All Guns Blazing
There are many spectacular settings in which to sample a dram of whisky, but to cradle a glass of Royal Salute 21 Year Old on the deck of a Type 23 ‘Duke’ Class frigate really is an experience to savour. It’s a warm (and mercifully rain-free) January evening in Sabah, and those arriving at the Royal Malaysian Navy’s base in Sepanggar Bay are doing their best to take in the sight of the United Kingdom’s HMS Argyll. The lucky guests who are here at the invitation of Royal Salute even get a chance to tour the inner workings of the ship, and some of us are daring enough to perch briefly on the captain’s seat.

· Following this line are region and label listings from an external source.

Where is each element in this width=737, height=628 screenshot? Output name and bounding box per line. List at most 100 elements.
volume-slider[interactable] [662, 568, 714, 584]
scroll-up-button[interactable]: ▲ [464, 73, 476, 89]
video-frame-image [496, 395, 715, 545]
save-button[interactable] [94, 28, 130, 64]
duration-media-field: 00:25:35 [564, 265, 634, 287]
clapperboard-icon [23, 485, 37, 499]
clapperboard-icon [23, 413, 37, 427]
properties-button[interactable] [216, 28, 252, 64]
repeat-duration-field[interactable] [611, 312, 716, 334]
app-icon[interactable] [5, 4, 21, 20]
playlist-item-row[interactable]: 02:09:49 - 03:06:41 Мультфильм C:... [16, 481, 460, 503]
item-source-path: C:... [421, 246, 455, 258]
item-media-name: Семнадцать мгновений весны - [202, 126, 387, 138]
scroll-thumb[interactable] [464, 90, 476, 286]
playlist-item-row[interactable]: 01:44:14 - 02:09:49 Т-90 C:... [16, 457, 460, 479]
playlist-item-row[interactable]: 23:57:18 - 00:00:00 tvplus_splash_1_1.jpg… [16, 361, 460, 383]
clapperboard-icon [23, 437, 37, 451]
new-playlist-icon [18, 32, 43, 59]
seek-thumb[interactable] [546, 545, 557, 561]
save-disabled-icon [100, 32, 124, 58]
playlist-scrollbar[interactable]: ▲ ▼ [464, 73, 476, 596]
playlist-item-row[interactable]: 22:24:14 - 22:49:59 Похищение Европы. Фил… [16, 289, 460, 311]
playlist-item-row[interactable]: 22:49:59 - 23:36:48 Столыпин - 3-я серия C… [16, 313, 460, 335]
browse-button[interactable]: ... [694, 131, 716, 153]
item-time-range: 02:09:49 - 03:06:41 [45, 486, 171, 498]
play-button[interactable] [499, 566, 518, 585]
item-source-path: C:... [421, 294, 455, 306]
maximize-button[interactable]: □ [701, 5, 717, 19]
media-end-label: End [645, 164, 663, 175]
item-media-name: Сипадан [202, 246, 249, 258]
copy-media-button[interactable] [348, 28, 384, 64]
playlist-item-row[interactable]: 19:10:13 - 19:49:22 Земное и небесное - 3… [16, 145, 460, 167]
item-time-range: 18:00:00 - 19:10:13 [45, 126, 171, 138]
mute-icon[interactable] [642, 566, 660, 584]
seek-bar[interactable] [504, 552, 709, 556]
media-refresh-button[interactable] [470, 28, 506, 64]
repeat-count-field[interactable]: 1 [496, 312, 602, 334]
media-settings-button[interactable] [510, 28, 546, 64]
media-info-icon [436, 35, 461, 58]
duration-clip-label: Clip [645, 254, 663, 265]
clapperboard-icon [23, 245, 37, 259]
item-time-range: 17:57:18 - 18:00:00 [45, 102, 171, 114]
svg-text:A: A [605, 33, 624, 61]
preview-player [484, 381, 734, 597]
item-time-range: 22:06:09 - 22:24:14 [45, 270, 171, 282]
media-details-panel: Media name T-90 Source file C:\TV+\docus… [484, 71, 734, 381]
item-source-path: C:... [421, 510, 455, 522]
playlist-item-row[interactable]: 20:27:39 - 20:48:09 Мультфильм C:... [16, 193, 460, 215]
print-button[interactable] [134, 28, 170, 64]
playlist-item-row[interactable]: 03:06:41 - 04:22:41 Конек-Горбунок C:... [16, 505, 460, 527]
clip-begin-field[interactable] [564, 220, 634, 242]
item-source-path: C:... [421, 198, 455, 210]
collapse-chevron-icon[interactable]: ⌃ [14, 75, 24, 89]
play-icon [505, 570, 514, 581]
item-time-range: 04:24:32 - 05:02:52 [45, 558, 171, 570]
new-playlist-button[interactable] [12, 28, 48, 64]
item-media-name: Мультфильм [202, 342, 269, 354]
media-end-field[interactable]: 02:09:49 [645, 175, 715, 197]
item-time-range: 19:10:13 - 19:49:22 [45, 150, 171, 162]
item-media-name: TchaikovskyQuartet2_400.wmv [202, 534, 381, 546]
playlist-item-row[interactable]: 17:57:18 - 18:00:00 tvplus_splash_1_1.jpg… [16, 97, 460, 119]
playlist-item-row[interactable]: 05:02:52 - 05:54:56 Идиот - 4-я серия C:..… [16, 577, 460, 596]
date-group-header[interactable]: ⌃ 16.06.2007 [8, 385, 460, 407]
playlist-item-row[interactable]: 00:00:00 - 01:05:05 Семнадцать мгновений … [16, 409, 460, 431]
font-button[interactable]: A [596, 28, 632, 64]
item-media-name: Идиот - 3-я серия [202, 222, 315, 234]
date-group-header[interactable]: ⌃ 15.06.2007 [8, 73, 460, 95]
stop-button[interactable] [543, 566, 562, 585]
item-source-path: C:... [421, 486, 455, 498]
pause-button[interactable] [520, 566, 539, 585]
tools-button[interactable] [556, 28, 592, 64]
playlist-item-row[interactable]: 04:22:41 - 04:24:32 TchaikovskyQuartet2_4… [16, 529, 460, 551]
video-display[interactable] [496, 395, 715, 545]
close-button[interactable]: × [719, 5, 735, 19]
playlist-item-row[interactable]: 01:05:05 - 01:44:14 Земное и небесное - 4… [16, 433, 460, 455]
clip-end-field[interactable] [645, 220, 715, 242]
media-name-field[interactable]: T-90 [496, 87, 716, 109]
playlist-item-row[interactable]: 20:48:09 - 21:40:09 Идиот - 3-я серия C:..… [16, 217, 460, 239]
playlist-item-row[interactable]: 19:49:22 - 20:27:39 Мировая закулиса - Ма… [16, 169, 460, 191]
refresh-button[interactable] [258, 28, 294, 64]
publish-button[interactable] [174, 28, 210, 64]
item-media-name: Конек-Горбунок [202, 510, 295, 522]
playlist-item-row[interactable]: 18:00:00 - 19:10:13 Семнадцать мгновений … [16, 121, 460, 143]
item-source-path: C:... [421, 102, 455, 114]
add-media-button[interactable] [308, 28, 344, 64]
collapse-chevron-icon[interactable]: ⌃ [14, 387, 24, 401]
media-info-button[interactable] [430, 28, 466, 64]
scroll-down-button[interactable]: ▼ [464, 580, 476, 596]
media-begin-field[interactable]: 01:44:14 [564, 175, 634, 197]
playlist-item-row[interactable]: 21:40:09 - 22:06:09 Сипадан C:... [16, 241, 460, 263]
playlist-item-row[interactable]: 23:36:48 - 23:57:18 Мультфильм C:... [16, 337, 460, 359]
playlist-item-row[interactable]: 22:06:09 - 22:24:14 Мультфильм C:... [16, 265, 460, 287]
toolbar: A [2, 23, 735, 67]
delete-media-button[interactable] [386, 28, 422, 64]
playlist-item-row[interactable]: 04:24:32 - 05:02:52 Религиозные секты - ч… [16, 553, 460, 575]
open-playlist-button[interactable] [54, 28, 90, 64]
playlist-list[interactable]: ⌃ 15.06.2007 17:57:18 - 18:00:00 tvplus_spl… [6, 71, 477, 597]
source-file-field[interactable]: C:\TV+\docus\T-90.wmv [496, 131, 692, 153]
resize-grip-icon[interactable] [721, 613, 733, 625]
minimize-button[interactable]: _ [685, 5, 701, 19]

As part of the Royal Navy’s fleet – a crucial component of the British Armed Forces – this particular frigate is the longest-serving of its kind, having been commissioned in 1991. While in the process of completing a nine-month deployment to the Far East, HMS Argyll has carried a valuable arsenal with her – well, certainly in our whisky-obsessed eyes – of an artillery of Royal Salute. This is where a special connection between the Royal Navy and Royal Salute arises, as the frigate takes its name from the dukedom of Argyll – and the 13th Duke of Argyll happens to be a brand ambassador and patron of Royal Salute.
So closely intertwined are frigate and dukedom that HMS Argyll takes its motto, Ne Obliviscaris (Latin for ‘forget not’) from that of the Duke of Argyll’s family, Clan Campbell. His daughter, Lady Charlotte Mary Campbell, was christened in the ship’s bell in 2009, while two plaques – one presented by the current Duke of Argyll, and another by the 12th Duke of Argyll – are proudly displayed in a main corridor. “I’ve got quite a long association with HMS Argyll,” says His Grace the Duke of Argyll, Torquhil Ian Campbell, speaking on the phone from Scotland.
“One of my very quirky titles is ‘Admiral of the Western Isles’, being from part of the West Coast of Scotland. It’s an extremely old title that goes back to the reign of Charles II, and when I go on board a British naval vessel, I am – technically speaking – due to be given a 17-gun salute. So to have a ship in the British navy which is a ‘Duke’ Class frigate with my family name is a lot of fun.” With that in mind, it’s unlikely that any other ambassador for Scotch whisky has ever had a warship named after them – an honour reserved for only a handful of dukedoms.
“His Grace is the perfect fit for Royal Salute as he represents the very best of past, present and future,” remarks Peter Prentice, Global VIP Relationships Director for Chivas Brothers and Chairman of The Keepers of the Quaich. “He’s a dynamic man of both dynasty and destiny from one of the most iconic families of Scotland. When talking about or drinking a majestic glass of Royal Salute, words spring to mind such as ‘grand’, ‘enchanting’, and ‘refined’ – all of which are values that His Grace possesses in spades. He’s a remarkable man, and the dream ambassador for Royal Salute.”
At the beginning of HMS Argyll’s deployment in the summer of 2018, the Duke signed and presented an artillery of Royal Salute to Commander Toby Shaughnessy, commanding officer of HMS Argyll. Along with some Royal Salute flagons and ceremonial quaichs, the whisky will no doubt play an important part in Britain’s efforts to strengthen military and diplomatic ties in the region. They do, of course, prompt the question of whether His Grace will be there to welcome the frigate upon its return.
“HMS Argyll will have been away for a long time, having been to the other side of the world and back again, so hopefully we’ll be able to have a party with them – if they have any Royal Salute left!” the Duke laughs. “I’m sure they’ll be able to put it to good use.”